Over the years, Hella Vegan Eats has operated in many forms: a farmer’s market stand, a food truck, a catering business, and a pop-up restaurant. Meanwhile, Espice and their partner were also evolving; both in their twenties, they began to more fully embrace their queerness and, in Espice’s case, their transness. But while Hella Vegan Eats “definitely became this super weird, bubbly thing,” it couldn’t quite make up for the isolation Espice felt both inside and outside the food industry. .
“I was the only trans person in the art or music scene that I was involved in, and certainly the only trans person visible in both San Francisco or Oakland kitchens,” Espice said. “Now everyone I know in Oakland is trans! Part of me is like, ‘Oh my god, this is so beautiful,’ but I really wish I had a community.”
So it makes sense that much of Espice’s work is rooted in creating intentional spaces for queer and trans people to thrive. Over the past few months, they’ve held several “GayMarts,” featuring live music and local LGBTQ+ creators, and “Trans Skate Parties” that double as fundraisers for organizations like We Are the One. We Been Waiting For, which runs the Arm the Girls campaign and the Trans Youth Equality Foundation. (All of this, of course, is on top of the grueling working hours at Gay4U during a global pandemic.)
Espice cites Unity Skateboarding as one of the main influences for their work, raving about how founders Jeffrey Cheung and Gabriel Ramirez have “literally changed the world” by supporting and celebrating queer skateboarders. Unity’s community-building efforts — which include hosting queer skate events and distributing skateboards to queer teens and QTPOC — have inspired not only Espice’s trans skate parties, but also their TPOC-eat-free policy. Just as Unity sparked a conversation about homophobia in the world of skating, Espice hopes the free meals can help people talk about the increased transphobia faced by many people of color.

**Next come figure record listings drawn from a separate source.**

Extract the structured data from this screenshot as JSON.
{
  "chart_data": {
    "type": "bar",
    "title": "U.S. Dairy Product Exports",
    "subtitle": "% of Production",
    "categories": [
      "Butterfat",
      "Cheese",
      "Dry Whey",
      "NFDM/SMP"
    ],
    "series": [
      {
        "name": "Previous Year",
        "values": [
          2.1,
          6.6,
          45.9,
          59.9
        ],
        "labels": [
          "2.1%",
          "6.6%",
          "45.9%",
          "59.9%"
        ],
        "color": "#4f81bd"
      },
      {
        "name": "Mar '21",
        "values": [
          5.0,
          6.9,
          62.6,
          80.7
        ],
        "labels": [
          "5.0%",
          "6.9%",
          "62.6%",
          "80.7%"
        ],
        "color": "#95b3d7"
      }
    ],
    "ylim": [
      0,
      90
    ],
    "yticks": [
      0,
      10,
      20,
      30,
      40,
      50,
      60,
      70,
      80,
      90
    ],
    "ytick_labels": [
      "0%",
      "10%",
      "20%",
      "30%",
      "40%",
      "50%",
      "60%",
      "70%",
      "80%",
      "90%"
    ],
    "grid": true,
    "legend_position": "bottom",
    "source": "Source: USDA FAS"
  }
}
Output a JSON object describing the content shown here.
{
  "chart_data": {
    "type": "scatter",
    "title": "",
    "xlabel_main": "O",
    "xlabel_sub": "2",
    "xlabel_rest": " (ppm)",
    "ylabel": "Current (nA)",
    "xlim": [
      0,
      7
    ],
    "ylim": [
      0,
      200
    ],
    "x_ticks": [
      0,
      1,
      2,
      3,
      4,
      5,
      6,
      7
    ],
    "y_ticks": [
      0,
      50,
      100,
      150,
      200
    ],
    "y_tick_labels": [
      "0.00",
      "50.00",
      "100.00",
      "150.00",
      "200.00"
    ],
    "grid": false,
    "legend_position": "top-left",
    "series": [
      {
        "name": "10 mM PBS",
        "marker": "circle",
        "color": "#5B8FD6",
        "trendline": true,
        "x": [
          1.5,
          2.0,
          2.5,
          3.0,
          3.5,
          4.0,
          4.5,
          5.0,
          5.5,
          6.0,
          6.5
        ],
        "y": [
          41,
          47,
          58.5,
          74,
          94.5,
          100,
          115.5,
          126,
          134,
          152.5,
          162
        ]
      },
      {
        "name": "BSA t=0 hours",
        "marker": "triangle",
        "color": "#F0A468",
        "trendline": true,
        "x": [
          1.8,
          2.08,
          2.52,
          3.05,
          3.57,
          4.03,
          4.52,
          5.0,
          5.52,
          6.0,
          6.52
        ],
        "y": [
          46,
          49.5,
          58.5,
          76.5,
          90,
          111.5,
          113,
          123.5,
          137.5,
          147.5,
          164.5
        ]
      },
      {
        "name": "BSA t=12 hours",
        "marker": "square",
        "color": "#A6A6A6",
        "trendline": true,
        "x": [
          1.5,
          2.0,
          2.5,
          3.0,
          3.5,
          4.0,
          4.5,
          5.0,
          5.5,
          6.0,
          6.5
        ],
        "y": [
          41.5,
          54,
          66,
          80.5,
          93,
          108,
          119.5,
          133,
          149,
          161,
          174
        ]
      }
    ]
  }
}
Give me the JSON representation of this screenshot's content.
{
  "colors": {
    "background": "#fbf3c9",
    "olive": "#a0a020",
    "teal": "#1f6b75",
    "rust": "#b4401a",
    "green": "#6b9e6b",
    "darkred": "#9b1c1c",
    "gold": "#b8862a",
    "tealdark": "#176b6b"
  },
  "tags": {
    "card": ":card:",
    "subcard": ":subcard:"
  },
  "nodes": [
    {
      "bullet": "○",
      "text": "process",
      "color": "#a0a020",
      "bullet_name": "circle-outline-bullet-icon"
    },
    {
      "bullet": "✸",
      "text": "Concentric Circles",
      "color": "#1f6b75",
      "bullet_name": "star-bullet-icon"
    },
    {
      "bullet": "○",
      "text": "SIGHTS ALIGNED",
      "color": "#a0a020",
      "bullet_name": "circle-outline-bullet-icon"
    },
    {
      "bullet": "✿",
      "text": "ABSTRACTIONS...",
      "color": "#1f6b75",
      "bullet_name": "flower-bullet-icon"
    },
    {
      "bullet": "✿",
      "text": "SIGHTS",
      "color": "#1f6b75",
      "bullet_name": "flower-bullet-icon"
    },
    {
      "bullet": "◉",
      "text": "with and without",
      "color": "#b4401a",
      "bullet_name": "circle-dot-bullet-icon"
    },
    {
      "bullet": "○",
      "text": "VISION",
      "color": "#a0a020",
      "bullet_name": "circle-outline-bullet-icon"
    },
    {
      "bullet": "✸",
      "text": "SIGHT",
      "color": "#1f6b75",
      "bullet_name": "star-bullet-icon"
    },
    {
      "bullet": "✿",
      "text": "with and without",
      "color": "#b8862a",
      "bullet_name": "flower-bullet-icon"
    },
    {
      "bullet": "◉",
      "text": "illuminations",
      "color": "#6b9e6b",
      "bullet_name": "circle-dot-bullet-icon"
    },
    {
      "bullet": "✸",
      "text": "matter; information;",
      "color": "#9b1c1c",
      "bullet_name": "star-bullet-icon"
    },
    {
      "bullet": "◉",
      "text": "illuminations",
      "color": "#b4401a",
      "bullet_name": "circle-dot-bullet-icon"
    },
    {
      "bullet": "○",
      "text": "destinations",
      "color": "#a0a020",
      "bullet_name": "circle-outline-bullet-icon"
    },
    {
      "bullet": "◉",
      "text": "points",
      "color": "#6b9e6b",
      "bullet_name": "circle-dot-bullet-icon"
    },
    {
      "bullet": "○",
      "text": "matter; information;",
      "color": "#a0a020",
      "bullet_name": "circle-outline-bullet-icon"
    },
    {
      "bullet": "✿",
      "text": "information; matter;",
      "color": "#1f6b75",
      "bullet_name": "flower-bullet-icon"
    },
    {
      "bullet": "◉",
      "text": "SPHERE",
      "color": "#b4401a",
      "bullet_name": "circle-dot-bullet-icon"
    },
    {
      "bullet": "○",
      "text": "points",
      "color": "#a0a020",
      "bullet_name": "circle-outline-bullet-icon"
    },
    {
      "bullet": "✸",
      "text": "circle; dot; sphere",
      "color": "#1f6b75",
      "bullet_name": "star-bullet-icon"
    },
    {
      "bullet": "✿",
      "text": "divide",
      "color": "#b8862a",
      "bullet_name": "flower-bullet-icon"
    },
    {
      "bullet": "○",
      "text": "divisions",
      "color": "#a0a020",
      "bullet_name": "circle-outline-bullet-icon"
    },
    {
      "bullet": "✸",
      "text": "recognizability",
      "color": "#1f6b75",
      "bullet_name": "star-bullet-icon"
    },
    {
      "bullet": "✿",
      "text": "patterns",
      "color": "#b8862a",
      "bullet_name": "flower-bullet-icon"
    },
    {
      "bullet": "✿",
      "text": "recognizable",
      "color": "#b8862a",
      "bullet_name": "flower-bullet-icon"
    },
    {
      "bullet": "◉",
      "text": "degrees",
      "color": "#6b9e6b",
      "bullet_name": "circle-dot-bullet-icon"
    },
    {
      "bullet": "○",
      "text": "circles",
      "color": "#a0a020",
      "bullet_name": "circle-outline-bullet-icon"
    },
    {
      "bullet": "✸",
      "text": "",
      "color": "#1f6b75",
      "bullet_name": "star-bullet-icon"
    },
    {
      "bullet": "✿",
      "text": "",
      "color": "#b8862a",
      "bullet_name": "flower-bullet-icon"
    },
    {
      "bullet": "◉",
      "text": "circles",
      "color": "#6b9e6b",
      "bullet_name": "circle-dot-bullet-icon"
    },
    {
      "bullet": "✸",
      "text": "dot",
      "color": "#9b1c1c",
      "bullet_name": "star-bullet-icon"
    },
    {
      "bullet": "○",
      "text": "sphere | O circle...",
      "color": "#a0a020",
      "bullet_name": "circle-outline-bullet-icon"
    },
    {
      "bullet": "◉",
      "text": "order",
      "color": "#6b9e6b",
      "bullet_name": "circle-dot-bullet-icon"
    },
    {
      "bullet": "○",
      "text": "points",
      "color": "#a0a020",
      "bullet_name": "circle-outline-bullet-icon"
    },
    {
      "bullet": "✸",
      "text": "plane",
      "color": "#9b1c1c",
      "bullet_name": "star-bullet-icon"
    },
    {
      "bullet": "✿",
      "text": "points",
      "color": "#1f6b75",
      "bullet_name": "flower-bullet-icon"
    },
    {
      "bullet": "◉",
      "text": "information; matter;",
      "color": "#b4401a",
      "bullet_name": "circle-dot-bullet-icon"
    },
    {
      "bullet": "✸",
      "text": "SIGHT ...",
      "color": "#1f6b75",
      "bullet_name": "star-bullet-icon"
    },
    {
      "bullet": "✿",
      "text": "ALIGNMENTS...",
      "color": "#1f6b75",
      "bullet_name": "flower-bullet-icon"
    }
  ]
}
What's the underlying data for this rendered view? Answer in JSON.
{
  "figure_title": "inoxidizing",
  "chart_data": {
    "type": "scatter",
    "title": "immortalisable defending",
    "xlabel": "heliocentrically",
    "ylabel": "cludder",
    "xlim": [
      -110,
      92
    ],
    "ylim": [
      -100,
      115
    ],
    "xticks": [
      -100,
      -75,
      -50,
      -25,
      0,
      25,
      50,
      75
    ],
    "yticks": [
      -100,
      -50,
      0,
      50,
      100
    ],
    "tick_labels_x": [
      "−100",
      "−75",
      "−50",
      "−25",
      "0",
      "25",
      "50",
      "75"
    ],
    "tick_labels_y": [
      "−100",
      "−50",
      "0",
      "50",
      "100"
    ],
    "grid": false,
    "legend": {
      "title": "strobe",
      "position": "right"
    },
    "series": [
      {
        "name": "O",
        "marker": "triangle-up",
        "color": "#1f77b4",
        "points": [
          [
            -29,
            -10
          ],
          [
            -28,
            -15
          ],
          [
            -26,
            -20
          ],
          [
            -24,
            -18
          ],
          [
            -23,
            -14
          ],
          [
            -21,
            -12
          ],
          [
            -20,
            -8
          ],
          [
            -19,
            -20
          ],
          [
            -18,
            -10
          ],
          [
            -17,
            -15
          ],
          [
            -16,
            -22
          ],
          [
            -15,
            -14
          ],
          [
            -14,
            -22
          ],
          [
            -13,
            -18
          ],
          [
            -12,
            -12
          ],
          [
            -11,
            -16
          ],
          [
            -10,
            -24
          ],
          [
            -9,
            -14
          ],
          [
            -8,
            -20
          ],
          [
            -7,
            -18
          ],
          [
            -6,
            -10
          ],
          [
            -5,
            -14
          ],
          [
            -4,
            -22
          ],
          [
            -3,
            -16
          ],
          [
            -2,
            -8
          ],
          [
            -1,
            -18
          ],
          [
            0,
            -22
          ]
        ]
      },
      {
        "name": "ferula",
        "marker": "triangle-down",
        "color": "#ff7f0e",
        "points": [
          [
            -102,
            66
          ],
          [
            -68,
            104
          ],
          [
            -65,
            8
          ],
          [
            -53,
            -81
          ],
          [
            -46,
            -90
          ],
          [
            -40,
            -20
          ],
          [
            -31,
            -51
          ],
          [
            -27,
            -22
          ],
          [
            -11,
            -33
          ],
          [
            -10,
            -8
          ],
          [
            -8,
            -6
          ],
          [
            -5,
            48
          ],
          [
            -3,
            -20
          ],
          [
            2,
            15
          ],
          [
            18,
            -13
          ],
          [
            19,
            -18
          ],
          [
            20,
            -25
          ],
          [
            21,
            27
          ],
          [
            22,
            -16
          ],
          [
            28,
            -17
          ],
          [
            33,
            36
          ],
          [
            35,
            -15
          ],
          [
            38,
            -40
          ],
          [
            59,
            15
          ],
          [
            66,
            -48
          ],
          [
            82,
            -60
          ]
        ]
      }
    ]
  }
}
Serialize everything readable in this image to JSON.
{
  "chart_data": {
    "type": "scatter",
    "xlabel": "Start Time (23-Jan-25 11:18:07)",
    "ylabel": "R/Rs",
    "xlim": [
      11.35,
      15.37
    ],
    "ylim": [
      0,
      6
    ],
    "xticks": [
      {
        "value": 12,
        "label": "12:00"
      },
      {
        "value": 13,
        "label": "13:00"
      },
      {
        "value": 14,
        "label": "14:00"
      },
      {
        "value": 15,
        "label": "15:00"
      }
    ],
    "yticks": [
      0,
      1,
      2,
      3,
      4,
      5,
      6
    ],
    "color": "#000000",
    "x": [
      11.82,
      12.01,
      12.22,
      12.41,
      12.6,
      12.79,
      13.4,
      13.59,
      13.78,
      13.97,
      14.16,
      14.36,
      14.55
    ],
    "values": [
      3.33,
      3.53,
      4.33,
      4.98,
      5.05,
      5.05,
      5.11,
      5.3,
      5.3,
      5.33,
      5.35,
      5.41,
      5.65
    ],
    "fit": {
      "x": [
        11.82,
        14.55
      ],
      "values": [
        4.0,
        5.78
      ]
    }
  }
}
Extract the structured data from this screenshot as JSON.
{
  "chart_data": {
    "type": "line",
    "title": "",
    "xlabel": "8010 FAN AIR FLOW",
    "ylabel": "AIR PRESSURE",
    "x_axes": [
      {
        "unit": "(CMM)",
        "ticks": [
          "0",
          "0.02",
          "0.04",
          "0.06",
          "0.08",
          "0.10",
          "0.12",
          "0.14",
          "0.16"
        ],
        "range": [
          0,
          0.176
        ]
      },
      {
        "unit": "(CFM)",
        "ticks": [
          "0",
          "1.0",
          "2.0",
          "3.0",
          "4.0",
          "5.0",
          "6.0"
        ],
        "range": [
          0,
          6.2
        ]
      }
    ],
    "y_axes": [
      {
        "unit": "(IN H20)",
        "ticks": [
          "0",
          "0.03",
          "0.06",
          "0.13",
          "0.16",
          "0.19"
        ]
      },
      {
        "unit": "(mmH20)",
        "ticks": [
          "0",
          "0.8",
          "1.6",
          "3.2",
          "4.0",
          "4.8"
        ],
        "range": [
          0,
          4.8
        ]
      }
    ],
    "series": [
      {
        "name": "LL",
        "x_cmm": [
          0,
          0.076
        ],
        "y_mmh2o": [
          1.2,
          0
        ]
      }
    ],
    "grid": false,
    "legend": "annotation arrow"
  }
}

“When you’re a white person, you have all that advantage,” they reflect. “But communities of color aren’t necessarily so soft on trans people, even though their trans people are way more visible, and have been for years and years.” By offering free food specifically to trans people of color, Espice opens the door for customers to think about Why this particular community may need additional resources. There are, of course, many answers to this: LGBTQ+ people of color face compounded discrimination when accessing health care, education, and housing; Black trans people, for example, experience homelessness, poverty and unemployment at rates four to eight times higher than the general population.